Tak złapałem suma-giganta (film)

2018-10-21 13:49

To nie jest zwykła ryba, ale potężny sum. Wprost sumisko. Ma 102 kilogramów wagi i 260 centymetrów długości. Z wód Zalewu Rybnickiego (woj. śląskie) takiego suma wyciągnął Szymon Nowowiejski. Tym samym pobił dotychczasowy rekord Polski. Sum po zważeniu i zmierzeniu oraz wzięciu udziału w prestiżowej sesji fotograficznej trafił z powrotem do wody.

Wędkarskie szczęście uśmiechnęło się do mieszkającego na co dzień w Tychach Szymona Nowowiejskiego w miniony czwartek. Wędkując nad znanym z niezwykłych okazów zalewem poczuł na wędce branie. Doświadczenie podpowiadało mu, że to będzie spora rybka, ale rzeczywistość przeszła najśmielsze oczekiwania. Zaczęła się walka z potężnym sumem. - Walczyłem z tą rybą kilkanaście minut – mówi wędkarski rekordzista Polski. - W pewnym momencie wiedziałem, że to wielka ryba, ale naprawdę nie spodziewałem się, że złapałem rekordowego suma – dodaje pan Szymon.
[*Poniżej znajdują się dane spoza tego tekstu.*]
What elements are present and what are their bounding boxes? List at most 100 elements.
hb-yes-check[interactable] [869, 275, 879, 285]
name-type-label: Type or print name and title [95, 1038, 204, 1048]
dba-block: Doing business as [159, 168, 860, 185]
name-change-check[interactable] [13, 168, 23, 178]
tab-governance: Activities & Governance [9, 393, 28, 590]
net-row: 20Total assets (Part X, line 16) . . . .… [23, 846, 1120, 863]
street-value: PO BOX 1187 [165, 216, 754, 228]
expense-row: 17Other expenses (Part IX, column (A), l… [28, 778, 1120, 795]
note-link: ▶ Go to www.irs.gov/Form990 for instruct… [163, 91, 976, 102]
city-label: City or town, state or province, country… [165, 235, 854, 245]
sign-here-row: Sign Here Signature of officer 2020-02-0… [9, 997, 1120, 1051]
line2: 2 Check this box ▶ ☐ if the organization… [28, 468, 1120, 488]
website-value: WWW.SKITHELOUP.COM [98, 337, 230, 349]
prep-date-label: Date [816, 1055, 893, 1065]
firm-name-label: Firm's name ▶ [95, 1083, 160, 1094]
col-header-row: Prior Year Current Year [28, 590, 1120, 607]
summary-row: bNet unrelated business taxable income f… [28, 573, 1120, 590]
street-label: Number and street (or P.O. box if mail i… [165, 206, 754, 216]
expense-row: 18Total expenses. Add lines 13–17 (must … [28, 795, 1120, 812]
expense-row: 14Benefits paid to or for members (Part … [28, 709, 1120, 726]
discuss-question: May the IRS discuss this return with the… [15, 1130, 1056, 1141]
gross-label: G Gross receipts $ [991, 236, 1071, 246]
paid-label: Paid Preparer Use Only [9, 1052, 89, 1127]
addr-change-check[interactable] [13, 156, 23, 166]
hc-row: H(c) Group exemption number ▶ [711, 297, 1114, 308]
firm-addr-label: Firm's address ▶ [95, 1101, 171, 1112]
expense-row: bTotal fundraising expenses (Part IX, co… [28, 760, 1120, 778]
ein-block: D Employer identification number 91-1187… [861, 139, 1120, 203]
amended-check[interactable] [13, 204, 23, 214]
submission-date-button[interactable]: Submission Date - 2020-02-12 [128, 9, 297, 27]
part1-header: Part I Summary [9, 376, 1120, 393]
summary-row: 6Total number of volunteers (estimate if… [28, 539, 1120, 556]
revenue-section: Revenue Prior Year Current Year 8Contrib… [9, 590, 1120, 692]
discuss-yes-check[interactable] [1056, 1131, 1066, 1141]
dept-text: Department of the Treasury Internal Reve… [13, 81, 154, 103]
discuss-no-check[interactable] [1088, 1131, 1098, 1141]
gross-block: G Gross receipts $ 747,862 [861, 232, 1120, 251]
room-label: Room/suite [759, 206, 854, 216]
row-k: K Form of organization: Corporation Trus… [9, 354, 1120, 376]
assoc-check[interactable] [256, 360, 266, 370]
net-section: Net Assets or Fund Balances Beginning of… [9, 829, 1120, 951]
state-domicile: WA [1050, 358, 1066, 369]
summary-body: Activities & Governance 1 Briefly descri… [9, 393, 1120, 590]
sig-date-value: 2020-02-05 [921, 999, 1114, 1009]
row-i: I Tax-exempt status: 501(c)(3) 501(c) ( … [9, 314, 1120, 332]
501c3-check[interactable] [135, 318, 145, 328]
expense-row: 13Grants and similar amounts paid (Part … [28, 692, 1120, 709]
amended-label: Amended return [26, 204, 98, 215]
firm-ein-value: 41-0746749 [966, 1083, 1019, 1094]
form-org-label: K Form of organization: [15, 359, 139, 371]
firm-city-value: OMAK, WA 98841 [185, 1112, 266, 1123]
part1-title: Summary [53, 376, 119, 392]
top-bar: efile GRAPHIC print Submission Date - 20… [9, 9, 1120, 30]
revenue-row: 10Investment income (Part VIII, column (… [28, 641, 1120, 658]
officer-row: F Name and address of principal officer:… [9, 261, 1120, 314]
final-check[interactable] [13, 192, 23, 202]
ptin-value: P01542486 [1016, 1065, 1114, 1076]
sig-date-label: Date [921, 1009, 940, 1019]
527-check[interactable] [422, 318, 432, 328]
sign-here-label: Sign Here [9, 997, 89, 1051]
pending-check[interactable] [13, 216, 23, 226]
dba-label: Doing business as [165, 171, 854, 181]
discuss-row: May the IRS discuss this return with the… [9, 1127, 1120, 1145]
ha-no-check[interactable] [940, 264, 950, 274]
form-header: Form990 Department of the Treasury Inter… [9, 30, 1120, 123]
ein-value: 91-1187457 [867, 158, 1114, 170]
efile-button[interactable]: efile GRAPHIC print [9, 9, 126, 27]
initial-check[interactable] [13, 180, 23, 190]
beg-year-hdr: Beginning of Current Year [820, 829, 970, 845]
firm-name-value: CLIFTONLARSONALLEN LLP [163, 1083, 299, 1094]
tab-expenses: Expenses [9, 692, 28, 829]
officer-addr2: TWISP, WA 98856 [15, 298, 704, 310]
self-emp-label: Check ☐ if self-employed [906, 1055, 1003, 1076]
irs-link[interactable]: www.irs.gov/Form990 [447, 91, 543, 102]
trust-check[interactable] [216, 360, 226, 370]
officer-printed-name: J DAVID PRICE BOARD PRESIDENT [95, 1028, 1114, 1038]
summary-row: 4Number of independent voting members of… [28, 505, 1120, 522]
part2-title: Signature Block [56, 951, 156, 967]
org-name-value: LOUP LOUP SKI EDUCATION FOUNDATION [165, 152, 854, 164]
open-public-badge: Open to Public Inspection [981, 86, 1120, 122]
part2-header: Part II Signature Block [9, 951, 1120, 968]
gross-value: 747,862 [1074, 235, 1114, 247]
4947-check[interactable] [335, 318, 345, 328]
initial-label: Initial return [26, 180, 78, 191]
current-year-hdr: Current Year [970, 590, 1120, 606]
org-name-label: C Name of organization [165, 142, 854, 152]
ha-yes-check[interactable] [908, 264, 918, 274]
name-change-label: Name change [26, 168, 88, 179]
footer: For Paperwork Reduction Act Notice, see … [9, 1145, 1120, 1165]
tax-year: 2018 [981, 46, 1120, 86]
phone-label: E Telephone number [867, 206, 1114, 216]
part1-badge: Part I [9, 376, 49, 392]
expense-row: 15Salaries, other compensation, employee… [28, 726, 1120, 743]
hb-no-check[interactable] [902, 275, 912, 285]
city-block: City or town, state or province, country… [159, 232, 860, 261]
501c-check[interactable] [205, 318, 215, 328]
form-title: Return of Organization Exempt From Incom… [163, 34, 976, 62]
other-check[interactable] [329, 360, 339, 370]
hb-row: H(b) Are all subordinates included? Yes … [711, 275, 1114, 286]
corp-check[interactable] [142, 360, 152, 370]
Kiedy ryba wreszcie znalazła się na brzegu tyskiemu wędkarzowi po prostu zaparło dech. Leżał przed nim ogromnych rozmiarów okaz suma. W głowie pojawiła się myśl, że może nawet to być największy sum, jakiego do tej pory udało się w Polsce złowić. - Sum został zważony i zmierzony. Miał 102 kilogramy wagi i mierzył 260 centymetrów. W przypadku wielkich ryb długość jest ważniejsza niż waga. Mój sum był lżejszy niż dotychczasowy rekordzista, ale za to dłuższy. Dlatego jest rekordowy – wyjaśnia wędkarz.
A samemu sumowi w sumie nic się nie stało. Po wszystkim cały i zdrowy wrócił w wody Zalewu Rybnickiego. Kto wie, może jeszcze podrośnie i za jakiś czas złowi go kolejny wędkarz?